Comparative effects of various tocotrienol isomers

Activity	References
• γ-T3 is 30X more active than α-T3 or δ-T3 in inhibiting cholesterol biosynthesis in     HepG2 cells	[67, 96]
• γ-T3 is more active than α-T3, and δ-T3 in oxidation of lipids and protein in     brain mitochondria	[246]
• α-T3 exhibits faster lymphatic transport & higher absorption in rats than γT3 & δ-T3	[146]
• γ-T3 is more active than α-T3, and δ-T3 in oxidation of lipids and protein in liver     microsomes	[93]
• γ-T3 and δ-T3 but not α-T3 inhibit growth of both ER+ and ER- breast cancer cells	[75]
• δ-T3 are more potent than other T3s in promoting apoptosis of breast cancer cells	[94]
• α-T3 was more active than γ-T3 or δ-T3 in preventing LDL oxidation in hypercholestero-     lemic humans	[158]
• γ-T3 is more active than α-T3 or δ-T3 in lowering total cholesterol in high fat diet fed     hamsters	[247]
• γ-T3 was more active than α-T3 or δ-T3 in inducing PXR-mediated gene expression	[215]

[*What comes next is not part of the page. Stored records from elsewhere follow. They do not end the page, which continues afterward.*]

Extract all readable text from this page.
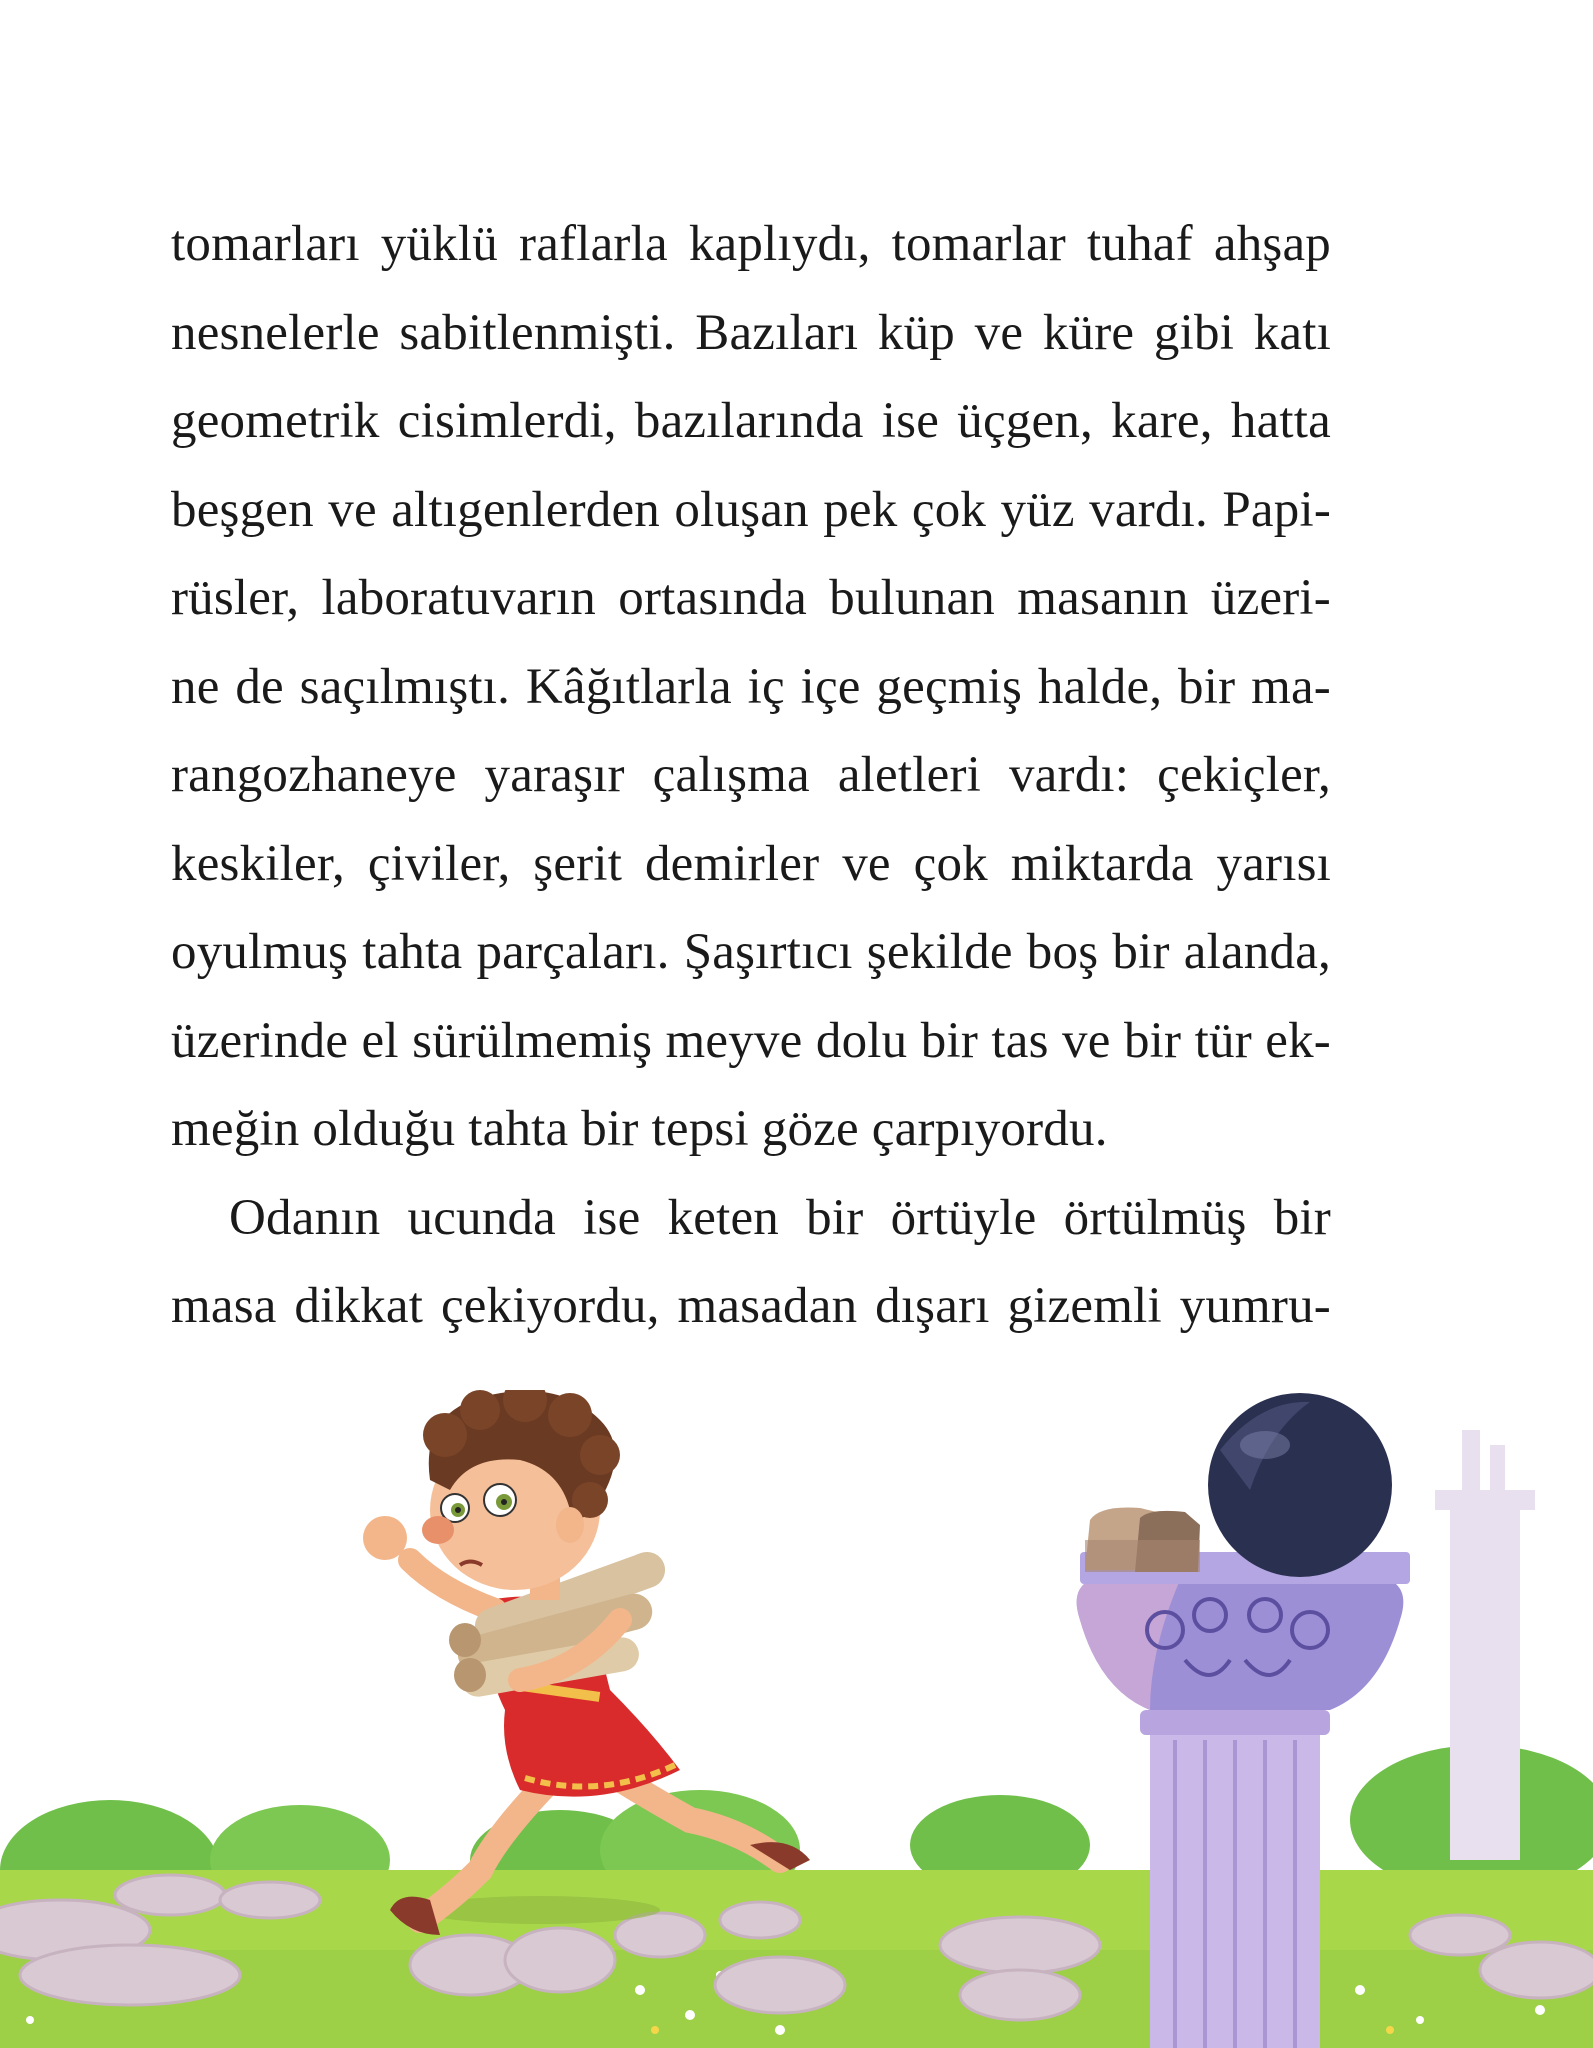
tomarları yüklü raflarla kaplıydı, tomarlar tuhaf ahşap
nesnelerle sabitlenmişti. Bazıları küp ve küre gibi katı
geometrik cisimlerdi, bazılarında ise üçgen, kare, hatta
beşgen ve altıgenlerden oluşan pek çok yüz vardı. Papi-
rüsler, laboratuvarın ortasında bulunan masanın üzeri-
ne de saçılmıştı. Kâğıtlarla iç içe geçmiş halde, bir ma-
rangozhaneye yaraşır çalışma aletleri vardı: çekiçler,
keskiler, çiviler, şerit demirler ve çok miktarda yarısı
oyulmuş tahta parçaları. Şaşırtıcı şekilde boş bir alanda,
üzerinde el sürülmemiş meyve dolu bir tas ve bir tür ek-
meğin olduğu tahta bir tepsi göze çarpıyordu.
Odanın ucunda ise keten bir örtüyle örtülmüş bir
masa dikkat çekiyordu, masadan dışarı gizemli yumru-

• α-T3 but not γ-T3 or δ-T3 can prevent cerebral infarction in mice	[133]
• α-T3 is more potent than other T3 as antioxidant and as a prooxidant	[183]
• α-T3, but not γ-T3 or δ-T3 exhibit neuroprotective action in rat striatal neuron cells	[248]

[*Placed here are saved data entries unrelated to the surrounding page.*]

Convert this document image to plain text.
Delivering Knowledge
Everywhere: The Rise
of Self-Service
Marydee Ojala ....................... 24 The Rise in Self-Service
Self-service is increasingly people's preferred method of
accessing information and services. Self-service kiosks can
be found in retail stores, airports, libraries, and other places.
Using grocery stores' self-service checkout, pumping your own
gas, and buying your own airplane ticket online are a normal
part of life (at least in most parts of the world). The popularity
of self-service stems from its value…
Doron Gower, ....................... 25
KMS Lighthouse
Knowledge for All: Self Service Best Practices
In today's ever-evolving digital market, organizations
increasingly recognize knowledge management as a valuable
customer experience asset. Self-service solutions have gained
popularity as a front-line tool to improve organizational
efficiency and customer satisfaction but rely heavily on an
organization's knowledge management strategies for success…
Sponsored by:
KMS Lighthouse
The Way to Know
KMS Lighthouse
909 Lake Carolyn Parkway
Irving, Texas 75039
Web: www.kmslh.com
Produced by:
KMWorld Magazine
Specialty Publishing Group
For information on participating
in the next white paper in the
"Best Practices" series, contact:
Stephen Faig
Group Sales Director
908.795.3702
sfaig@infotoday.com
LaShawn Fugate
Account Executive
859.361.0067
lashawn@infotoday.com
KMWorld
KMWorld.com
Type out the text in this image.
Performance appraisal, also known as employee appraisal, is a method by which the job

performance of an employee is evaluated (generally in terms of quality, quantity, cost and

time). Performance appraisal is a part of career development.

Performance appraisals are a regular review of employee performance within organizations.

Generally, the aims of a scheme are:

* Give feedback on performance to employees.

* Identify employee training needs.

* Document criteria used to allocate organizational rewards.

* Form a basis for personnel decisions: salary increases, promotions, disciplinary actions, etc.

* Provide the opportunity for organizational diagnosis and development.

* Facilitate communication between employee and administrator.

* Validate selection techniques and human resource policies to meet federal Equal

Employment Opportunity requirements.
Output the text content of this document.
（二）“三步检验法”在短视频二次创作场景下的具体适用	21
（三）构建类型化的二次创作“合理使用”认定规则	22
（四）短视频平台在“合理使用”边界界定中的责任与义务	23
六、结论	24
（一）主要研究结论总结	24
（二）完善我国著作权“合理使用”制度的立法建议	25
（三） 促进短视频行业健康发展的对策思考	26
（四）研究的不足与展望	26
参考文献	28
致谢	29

• δ-T3 is more active than β>γ>α-T3 in inhibiting proliferation & tube formation of bovine     aortic endothelial cells	[189]
• δ-T3 is more potent than other isomers in inhibiting VEGF-stimulated tube formation by     HUVEC	[49]

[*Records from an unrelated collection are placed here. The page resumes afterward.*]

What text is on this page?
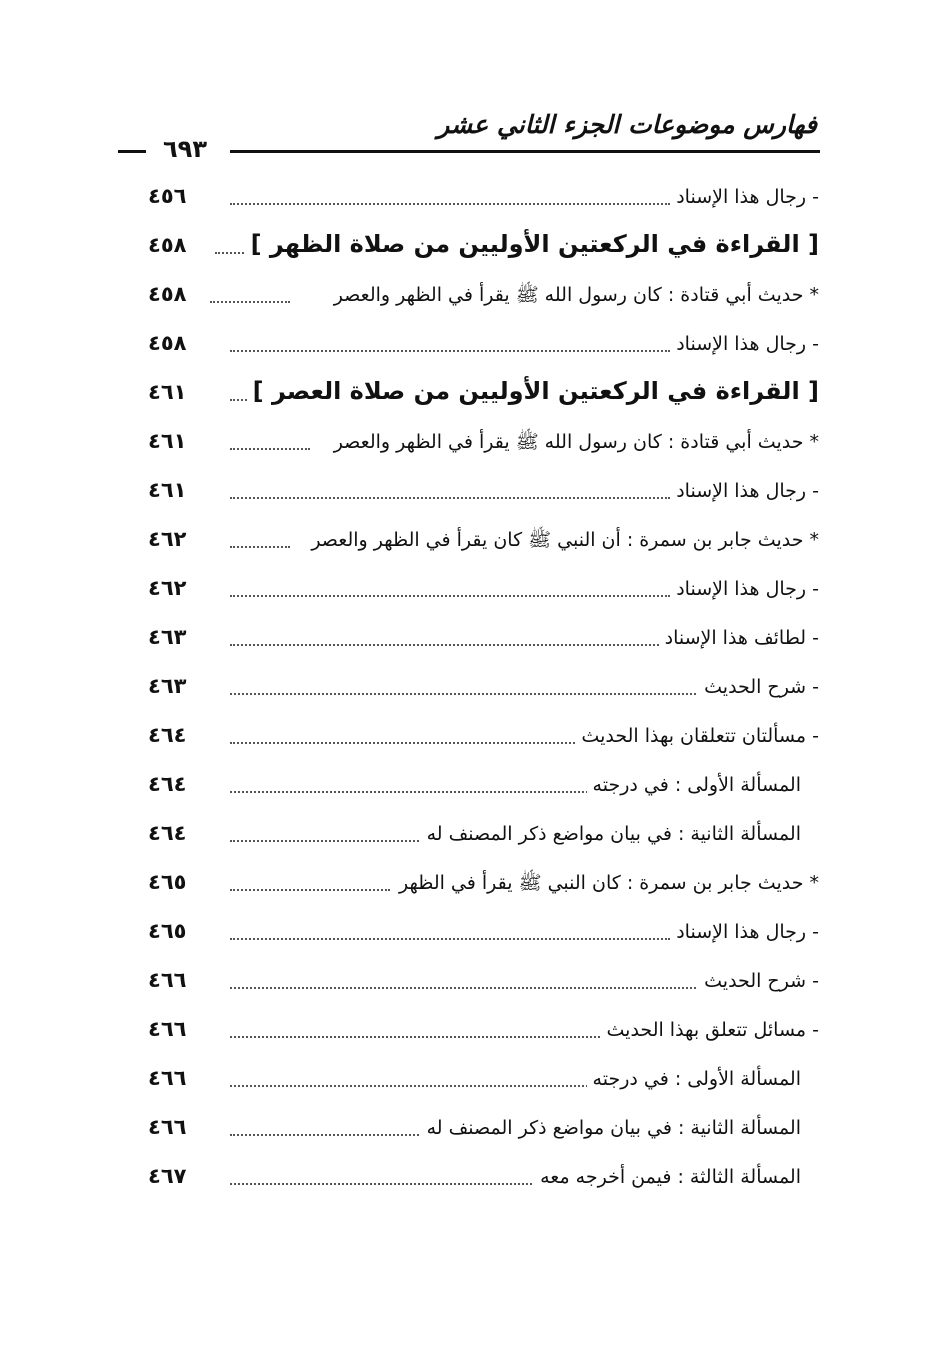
فهارس موضوعات الجزء الثاني عشر
٦٩٣
- رجال هذا الإسناد
٤٥٦
[ القراءة في الركعتين الأوليين من صلاة الظهر ]
٤٥٨
* حديث أبي قتادة : كان رسول الله ﷺ يقرأ في الظهر والعصر
٤٥٨
- رجال هذا الإسناد
٤٥٨
[ القراءة في الركعتين الأوليين من صلاة العصر ]
٤٦١
* حديث أبي قتادة : كان رسول الله ﷺ يقرأ في الظهر والعصر
٤٦١
- رجال هذا الإسناد
٤٦١
* حديث جابر بن سمرة : أن النبي ﷺ كان يقرأ في الظهر والعصر
٤٦٢
- رجال هذا الإسناد
٤٦٢
- لطائف هذا الإسناد
٤٦٣
- شرح الحديث
٤٦٣
- مسألتان تتعلقان بهذا الحديث
٤٦٤
المسألة الأولى : في درجته
٤٦٤
المسألة الثانية : في بيان مواضع ذكر المصنف له
٤٦٤
* حديث جابر بن سمرة : كان النبي ﷺ يقرأ في الظهر
٤٦٥
- رجال هذا الإسناد
٤٦٥
- شرح الحديث
٤٦٦
- مسائل تتعلق بهذا الحديث
٤٦٦
المسألة الأولى : في درجته
٤٦٦
المسألة الثانية : في بيان مواضع ذكر المصنف له
٤٦٦
المسألة الثالثة : فيمن أخرجه معه
٤٦٧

• δ-T3 is more active than α-T3, β-T3 or γ-T3 in suppression of adhesion of monocytes to     endothelial cells via VCAM-1	[95] [208]
• δ-T3 is more active than other T3 in suppression of tumors in vitro and in vivo	[82]
• γ-T3 is better than α-T3 as an anti-oxidant	[198]
• γ-T3 was more cardioprotective than α-T3 or δ-T3 but δ-T3 was most active in stabilizing     proteasomes.	[115, 118]
• δ-T3 is more active than α-T3 or δ-T3 in inhibiting DNA poly λ & angiogenesis	[210]
• δ-T3 is more active than γ-T3 and α-T3 as an antioxidant in rat liver microsomal     membranes and cells	[249]
• δ-T3 is more active than δ-T3 in stimulating ubiquitination and degradation of HMG-CoA     reductase	[250]
• 8-T3 was more active than other isomers in induces cell death in AR- and AR+ prostate     cancer cell lines	[89]
• γ-T3 is more potent than α-T3 or δ-T3 in inhibiting proliferation and inducing apoptosis     of HeLa cells	[27]
• γ-T3 is better than 8-T3 in promoting bone formation in male rats	[135]

AR, androgen receptor; ER, estrogen receptor; LDL, low-density lipoprotein; HUVEC, human umbilical vein endothelial cells; PXR, pregnane × receptor; T3, tocotrineols; VCAM-1, vascular cell adhesion molecule; VEGF, vascular endothelial growth factor;

8. Conclusion

While a lot is known about tocopherols, very little is known about tocotrienols. There is some evidence, however, that tocotrienols may be superior in its biological properties, and that its anti-inflammatory and antioxidant activities could prevent cancer, diabetes, and cardiovascular and neurodegenerative diseases (Fig. 4). Tocotrienols were discovered a half century ago, but most of their biology has been revealed only in the last decade. More clinical and preclinical studies are needed to fully realize their potential. Disappointment with tocopherols, as indicated by two recent very large randomized controlled clinical trials for prevention of prostate cancer [196], is growing as it fails to meet expectations. These trials showed that there was a statistically nonsignificant increased risks of prostate cancer in vitamin E (a-tocopherol acetate) group. Similar negative results were previously reported with vitamin E when its effect was examined on cancer cardiovascular events [197]. Are tocotrienols, the vitamin E that we should be investigating in the 21^st century?